E fuori, a causa delle scelte compiute durante la guerra civile siriana, l’abbandono dell’alleato storico Assad e il rafforzamento dei legami con l’Egitto dei Fratelli Musulmani, sarebbe definitiva anche la fine dei rapporti con l’Iran, finanziatore del movimento. Secondo un funzionario di Hamas, rimasto anonimo, Teheran avrebbe deciso di tagliare completamente gli aiuti finanziari al movimento islamista. La notizia è stata riportata da al-Jazeera ma non trova conferma dalla leadership di Hamas: “Tutta l’assistenza è stata interrotta, sia quella civili a Gaza che quella militare ad Hamas. L’Iran ha aiutato enormemente la resistenza in Palestina: senza questa assistenza sarà difficile per noi andare avanti”, avrebbe detto il funzionario alla tv qatariota.
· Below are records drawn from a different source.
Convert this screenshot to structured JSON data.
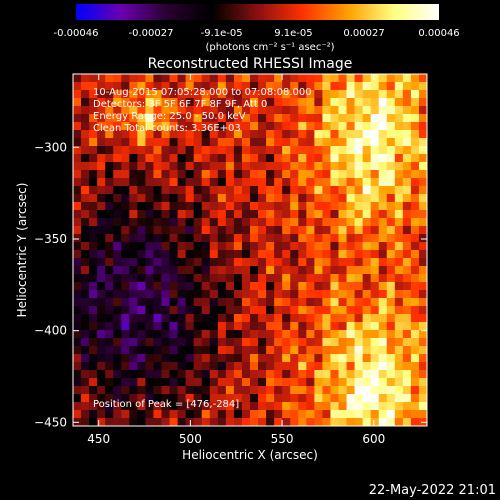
{
  "colorbar": {
    "tick_labels": [
      "-0.00046",
      "-0.00027",
      "-9.1e-05",
      "9.1e-05",
      "0.00027",
      "0.00046"
    ],
    "tick_values": [
      -0.00046,
      -0.00027,
      -9.1e-05,
      9.1e-05,
      0.00027,
      0.00046
    ],
    "range": [
      -0.00046,
      0.00046
    ],
    "units_label": "(photons cm⁻² s⁻¹ asec⁻²)"
  },
  "chart_data": {
    "type": "heatmap",
    "title": "Reconstructed RHESSI Image",
    "xlabel": "Heliocentric X (arcsec)",
    "ylabel": "Heliocentric Y (arcsec)",
    "xlim": [
      436,
      629
    ],
    "ylim": [
      -452,
      -260
    ],
    "x_ticks": [
      450,
      500,
      550,
      600
    ],
    "x_tick_labels": [
      "450",
      "500",
      "550",
      "600"
    ],
    "y_ticks": [
      -450,
      -400,
      -350,
      -300
    ],
    "y_tick_labels": [
      "−450",
      "−400",
      "−350",
      "−300"
    ],
    "annotations": [
      "10-Aug-2015 07:05:28.000 to 07:08:08.000",
      "Detectors: 3F 5F 6F 7F 8F 9F, Att 0",
      "Energy Range: 25.0 - 50.0 keV",
      "Clean      Total counts: 3.36E+03"
    ],
    "peak_label": "Position of Peak = [476,-284]",
    "peak": [
      476,
      -284
    ],
    "colormap": [
      "#0000ff",
      "#6a00b0",
      "#2a0030",
      "#000000",
      "#8a1010",
      "#ff3000",
      "#ffa000",
      "#ffff80",
      "#ffffff"
    ]
  },
  "footer": {
    "date": "22-May-2022 21:01"
  }
}
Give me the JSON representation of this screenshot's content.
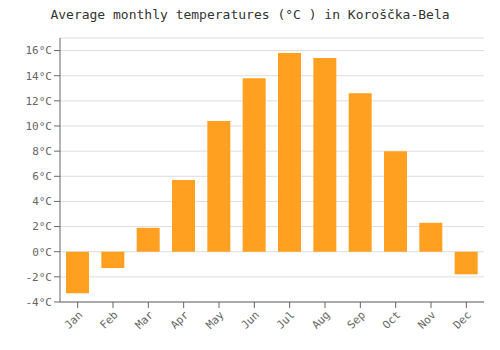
{
  "chart_data": {
    "type": "bar",
    "title": "Average monthly temperatures (°C ) in Koroščka-Bela",
    "categories": [
      "Jan",
      "Feb",
      "Mar",
      "Apr",
      "May",
      "Jun",
      "Jul",
      "Aug",
      "Sep",
      "Oct",
      "Nov",
      "Dec"
    ],
    "values": [
      -3.3,
      -1.3,
      1.9,
      5.7,
      10.4,
      13.8,
      15.8,
      15.4,
      12.6,
      8.0,
      2.3,
      -1.8
    ],
    "color": "#FFA020",
    "ylim": [
      -4,
      17
    ],
    "yticks": [
      {
        "value": -4,
        "label": "-4°C"
      },
      {
        "value": -2,
        "label": "-2°C"
      },
      {
        "value": 0,
        "label": "0°C"
      },
      {
        "value": 2,
        "label": "2°C"
      },
      {
        "value": 4,
        "label": "4°C"
      },
      {
        "value": 6,
        "label": "6°C"
      },
      {
        "value": 8,
        "label": "8°C"
      },
      {
        "value": 10,
        "label": "10°C"
      },
      {
        "value": 12,
        "label": "12°C"
      },
      {
        "value": 14,
        "label": "14°C"
      },
      {
        "value": 16,
        "label": "16°C"
      }
    ],
    "grid": true
  }
}
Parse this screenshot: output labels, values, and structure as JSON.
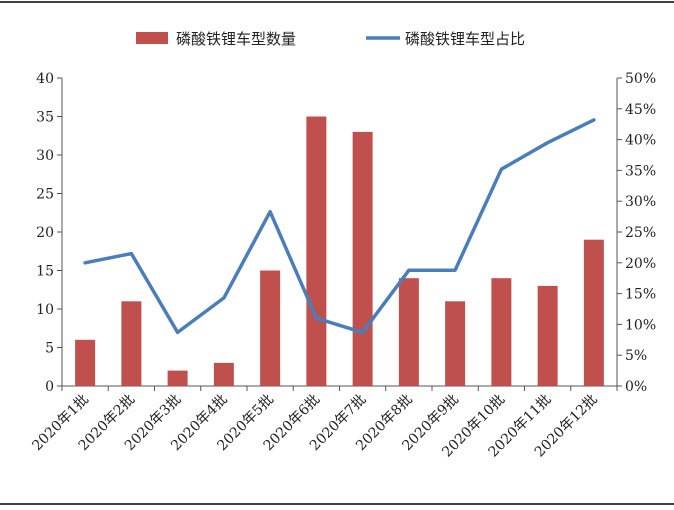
{
  "chart_data": {
    "type": "bar",
    "categories": [
      "2020年1批",
      "2020年2批",
      "2020年3批",
      "2020年4批",
      "2020年5批",
      "2020年6批",
      "2020年7批",
      "2020年8批",
      "2020年9批",
      "2020年10批",
      "2020年11批",
      "2020年12批"
    ],
    "series": [
      {
        "name": "磷酸铁锂车型数量",
        "type": "bar",
        "axis": "left",
        "color": "#c0504d",
        "values": [
          6,
          11,
          2,
          3,
          15,
          35,
          33,
          14,
          11,
          14,
          13,
          19
        ]
      },
      {
        "name": "磷酸铁锂车型占比",
        "type": "line",
        "axis": "right",
        "color": "#4a7ebb",
        "values": [
          0.2,
          0.215,
          0.087,
          0.143,
          0.283,
          0.11,
          0.087,
          0.188,
          0.188,
          0.352,
          0.395,
          0.432
        ]
      }
    ],
    "y_left": {
      "min": 0,
      "max": 40,
      "step": 5,
      "ticks": [
        "0",
        "5",
        "10",
        "15",
        "20",
        "25",
        "30",
        "35",
        "40"
      ]
    },
    "y_right": {
      "min": 0,
      "max": 0.5,
      "step": 0.05,
      "ticks": [
        "0%",
        "5%",
        "10%",
        "15%",
        "20%",
        "25%",
        "30%",
        "35%",
        "40%",
        "45%",
        "50%"
      ]
    },
    "title": "",
    "xlabel": "",
    "ylabel": "",
    "grid": false,
    "legend_position": "top"
  }
}
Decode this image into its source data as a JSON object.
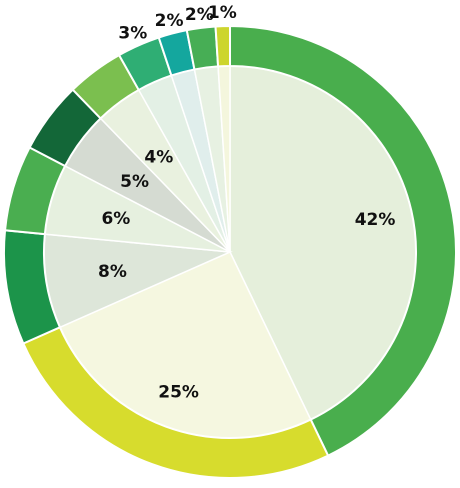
{
  "chart_data": {
    "type": "pie",
    "values": [
      42,
      25,
      8,
      6,
      5,
      4,
      3,
      2,
      2,
      1
    ],
    "labels": [
      "42%",
      "25%",
      "8%",
      "6%",
      "5%",
      "4%",
      "3%",
      "2%",
      "2%",
      "1%"
    ],
    "outer_colors": [
      "#49ae4d",
      "#d7dc2d",
      "#1c944a",
      "#4aae50",
      "#136738",
      "#7bbf4f",
      "#2fae74",
      "#14a79e",
      "#47ae55",
      "#cdd52e"
    ],
    "inner_colors": [
      "#e5efdb",
      "#f5f7e0",
      "#dde6d9",
      "#e6f0df",
      "#d5dbd2",
      "#e9f1df",
      "#e3f0e5",
      "#e0eeec",
      "#e7f1e2",
      "#f4f6dd"
    ],
    "label_side": [
      "inside",
      "inside",
      "inside",
      "inside",
      "inside",
      "inside",
      "outside",
      "outside",
      "outside",
      "outside"
    ]
  }
}
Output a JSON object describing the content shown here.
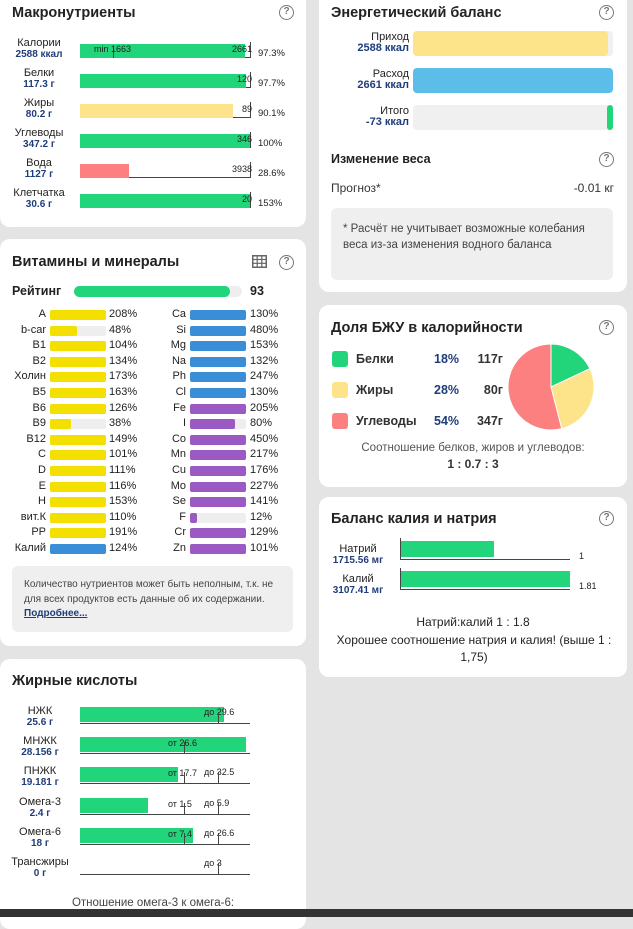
{
  "colors": {
    "green": "#22d47a",
    "yellow": "#fde38a",
    "red": "#fd8080",
    "blue": "#5bbde8",
    "vit_yellow": "#f3df00",
    "vit_blue": "#3a8ed8",
    "vit_purple": "#9b59c4",
    "navy": "#1f3d7a"
  },
  "macro": {
    "title": "Макронутриенты",
    "help": "?",
    "rows": [
      {
        "name": "Калории",
        "value": "2588 ккал",
        "marker": "2661",
        "min_label": "min 1663",
        "pct": "97.3%",
        "fill": 0.973,
        "color": "green"
      },
      {
        "name": "Белки",
        "value": "117.3 г",
        "marker": "120",
        "pct": "97.7%",
        "fill": 0.977,
        "color": "green"
      },
      {
        "name": "Жиры",
        "value": "80.2 г",
        "marker": "89",
        "pct": "90.1%",
        "fill": 0.901,
        "color": "yellow"
      },
      {
        "name": "Углеводы",
        "value": "347.2 г",
        "marker": "346",
        "pct": "100%",
        "fill": 1.0,
        "color": "green"
      },
      {
        "name": "Вода",
        "value": "1127 г",
        "marker": "3938",
        "pct": "28.6%",
        "fill": 0.286,
        "color": "red"
      },
      {
        "name": "Клетчатка",
        "value": "30.6 г",
        "marker": "20",
        "pct": "153%",
        "fill": 1.0,
        "color": "green"
      }
    ]
  },
  "energy": {
    "title": "Энергетический баланс",
    "help": "?",
    "rows": [
      {
        "name": "Приход",
        "value": "2588 ккал",
        "fill": 0.973,
        "color": "yellow"
      },
      {
        "name": "Расход",
        "value": "2661 ккал",
        "fill": 1.0,
        "color": "blue"
      },
      {
        "name": "Итого",
        "value": "-73 ккал",
        "fill": 0.027,
        "color": "green"
      }
    ],
    "weight_title": "Изменение веса",
    "forecast_label": "Прогноз*",
    "forecast_value": "-0.01 кг",
    "note": "* Расчёт не учитывает возможные колебания веса из-за изменения водного баланса"
  },
  "vitamins": {
    "title": "Витамины и минералы",
    "help": "?",
    "rating_label": "Рейтинг",
    "rating_value": "93",
    "rating_fill": 0.93,
    "left": [
      {
        "n": "A",
        "p": "208%",
        "f": 1.0
      },
      {
        "n": "b-car",
        "p": "48%",
        "f": 0.48
      },
      {
        "n": "B1",
        "p": "104%",
        "f": 1.0
      },
      {
        "n": "B2",
        "p": "134%",
        "f": 1.0
      },
      {
        "n": "Холин",
        "p": "173%",
        "f": 1.0
      },
      {
        "n": "B5",
        "p": "163%",
        "f": 1.0
      },
      {
        "n": "B6",
        "p": "126%",
        "f": 1.0
      },
      {
        "n": "B9",
        "p": "38%",
        "f": 0.38
      },
      {
        "n": "B12",
        "p": "149%",
        "f": 1.0
      },
      {
        "n": "C",
        "p": "101%",
        "f": 1.0
      },
      {
        "n": "D",
        "p": "111%",
        "f": 1.0
      },
      {
        "n": "E",
        "p": "116%",
        "f": 1.0
      },
      {
        "n": "H",
        "p": "153%",
        "f": 1.0
      },
      {
        "n": "вит.К",
        "p": "110%",
        "f": 1.0
      },
      {
        "n": "PP",
        "p": "191%",
        "f": 1.0
      },
      {
        "n": "Калий",
        "p": "124%",
        "f": 1.0
      }
    ],
    "right": [
      {
        "n": "Ca",
        "p": "130%",
        "f": 1.0
      },
      {
        "n": "Si",
        "p": "480%",
        "f": 1.0
      },
      {
        "n": "Mg",
        "p": "153%",
        "f": 1.0
      },
      {
        "n": "Na",
        "p": "132%",
        "f": 1.0
      },
      {
        "n": "Ph",
        "p": "247%",
        "f": 1.0
      },
      {
        "n": "Cl",
        "p": "130%",
        "f": 1.0
      },
      {
        "n": "Fe",
        "p": "205%",
        "f": 1.0
      },
      {
        "n": "I",
        "p": "80%",
        "f": 0.8
      },
      {
        "n": "Co",
        "p": "450%",
        "f": 1.0
      },
      {
        "n": "Mn",
        "p": "217%",
        "f": 1.0
      },
      {
        "n": "Cu",
        "p": "176%",
        "f": 1.0
      },
      {
        "n": "Mo",
        "p": "227%",
        "f": 1.0
      },
      {
        "n": "Se",
        "p": "141%",
        "f": 1.0
      },
      {
        "n": "F",
        "p": "12%",
        "f": 0.12
      },
      {
        "n": "Cr",
        "p": "129%",
        "f": 1.0
      },
      {
        "n": "Zn",
        "p": "101%",
        "f": 1.0
      }
    ],
    "note": "Количество нутриентов может быть неполным, т.к. не для всех продуктов есть данные об их содержании.",
    "note_link": "Подробнее..."
  },
  "bju": {
    "title": "Доля БЖУ в калорийности",
    "help": "?",
    "rows": [
      {
        "name": "Белки",
        "pct": "18%",
        "g": "117г",
        "color": "green",
        "share": 0.18
      },
      {
        "name": "Жиры",
        "pct": "28%",
        "g": "80г",
        "color": "yellow",
        "share": 0.28
      },
      {
        "name": "Углеводы",
        "pct": "54%",
        "g": "347г",
        "color": "red",
        "share": 0.54
      }
    ],
    "ratio_text": "Соотношение белков, жиров и углеводов:",
    "ratio_value": "1 : 0.7 : 3"
  },
  "kna": {
    "title": "Баланс калия и натрия",
    "help": "?",
    "rows": [
      {
        "name": "Натрий",
        "value": "1715.56 мг",
        "marker": "1",
        "fill": 0.55
      },
      {
        "name": "Калий",
        "value": "3107.41 мг",
        "marker": "1.81",
        "fill": 1.0
      }
    ],
    "ratio": "Натрий:калий 1 : 1.8",
    "comment": "Хорошее соотношение натрия и калия! (выше 1 : 1,75)"
  },
  "fat": {
    "title": "Жирные кислоты",
    "rows": [
      {
        "name": "НЖК",
        "value": "25.6 г",
        "from": "",
        "to": "до 29.6",
        "fill": 0.865
      },
      {
        "name": "МНЖК",
        "value": "28.156 г",
        "from": "от 26.6",
        "to": "",
        "fill": 1.0
      },
      {
        "name": "ПНЖК",
        "value": "19.181 г",
        "from": "от 17.7",
        "to": "до 32.5",
        "fill": 0.59
      },
      {
        "name": "Омега-3",
        "value": "2.4 г",
        "from": "от 1.5",
        "to": "до 5.9",
        "fill": 0.41
      },
      {
        "name": "Омега-6",
        "value": "18 г",
        "from": "от 7.4",
        "to": "до 26.6",
        "fill": 0.68
      },
      {
        "name": "Трансжиры",
        "value": "0 г",
        "from": "",
        "to": "до 3",
        "fill": 0
      }
    ],
    "footer": "Отношение омега-3 к омега-6:"
  }
}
La dichiarazione va presa con le molle, visto il riavvicinamento di Hamas all’Iran degli ultimi mesi: dopo l’uscita dal cosiddetto asse della resistenza, sciita (seppur Hamas sia sunnita), leader di Teheran avevano riallacciato i rapporti con la fazione palestinese. Che, allo stesso tempo, però, si starebbe guardando incontro: girano con insistenza voci di un miglioramento delle relazioni tra Hamas e Arabia Saudita, da sempre impegnata nel fronte anti-Fratellanza: nelle scorse settimane la leadership in esilio ha visitato re Salman a Riyadh, per la prima volta in tre anni.

Un tentativo chiaro da parte saudita: stringere le fila sunnite, anche con soggetti avversari, per indebolire la crescente influenza iraniana nella regione.